Delete the "reindex" Collection & Alias
With the "reindex" Collection identified, we can delete that Collection and then recreate it. As part of the process we will delete/recreate the Alias just to make sure the Alias is referencing the newly created Collection.
http://your-solr-server:8983/solr/admin/collections?action=DELETE&name=catalogCollection1
http://your-solr-server:8983/solr/admin/collections?action=DELETEALIAS&name=catalog-reindex
Recreate the "reindex" Collection and Associated Alias
Now that the Collection and Alias has been deleted, they can now be recreated. One important configuration item needed when creating a Collection is the "collection.configName". This is the path in ZookKeeper to the Solr schema configuration. ZooKeeper is a centralized configuration service and for SolrCloud implementations the schema data would have already been uploaded to the ZooKeeper server. The configuration path can be found in the Solr admin at this endpoint:
http://your-solr-server:8983/solr/#/~cloud?view=tree
From that endpoint, the path under "/configs" is the path needed (the path to the Solr schema.xml file).
With the config path available, the Collection can be recreated with the following endpoint, The path discovered above will be referenced in "collection.configName" parameter:
http://your-solr-server:8983/solr/admin/collections?action=CREATE&name=catalogCollection1&collection.configName=path-to/conf&numShards=1&replicationFactor=3'
Note the following parameters:
- action - we calling the CREATE action
- name - the new Collection name (we are recreating the collection just delete)

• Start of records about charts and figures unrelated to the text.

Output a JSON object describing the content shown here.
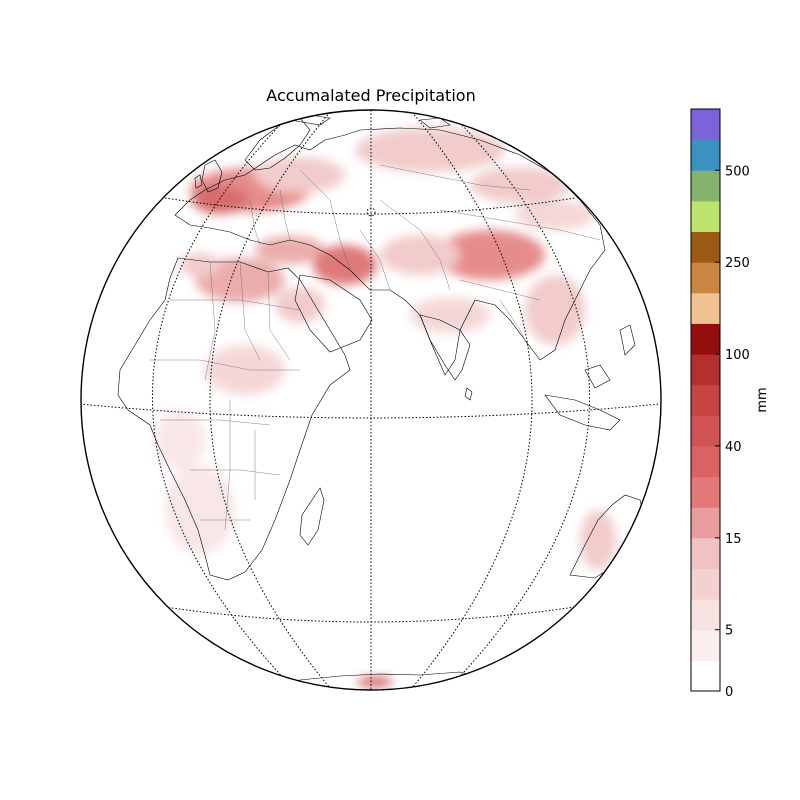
{
  "title": "Accumalated Precipitation",
  "colorbar": {
    "label": "mm",
    "tick_labels": [
      {
        "label": "0",
        "level_index": 0
      },
      {
        "label": "5",
        "level_index": 2
      },
      {
        "label": "15",
        "level_index": 5
      },
      {
        "label": "40",
        "level_index": 8
      },
      {
        "label": "100",
        "level_index": 11
      },
      {
        "label": "250",
        "level_index": 14
      },
      {
        "label": "500",
        "level_index": 17
      }
    ],
    "colors": [
      "#ffffff",
      "#fbeeee",
      "#f8e3e3",
      "#f4d0d0",
      "#f0c2c2",
      "#e89e9e",
      "#e27878",
      "#da6262",
      "#cf5353",
      "#c54444",
      "#b23030",
      "#930f0f",
      "#f1c291",
      "#c88642",
      "#9b5a13",
      "#bde36c",
      "#86b36b",
      "#3b92c0",
      "#7b63da"
    ]
  },
  "map": {
    "projection": "orthographic",
    "parallels_shown": true,
    "meridians_shown": true,
    "coastlines_shown": true,
    "country_borders_shown": true,
    "features": "coastlines, country borders, parallels and meridians"
  }
}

- collection.configName - the config path discovered above
- numShards - should be 1
- replicationFactor - the number of nodes in your cluster
The last task in this step is to recreate the Alias. The following call can be made to accomplish that - again, make sure to reference the correct collection (catalogCollection1 in our example):
http://your-solr-server:8983/solr/admin/collections?action=CREATEALIAS&name=catalog-reindex&collections=catalogCollection1
Reindex
Now that you have a newly created empty Collection, a full reindex can now be performed. This can be done in the Admin (Setting / Solr Indexer).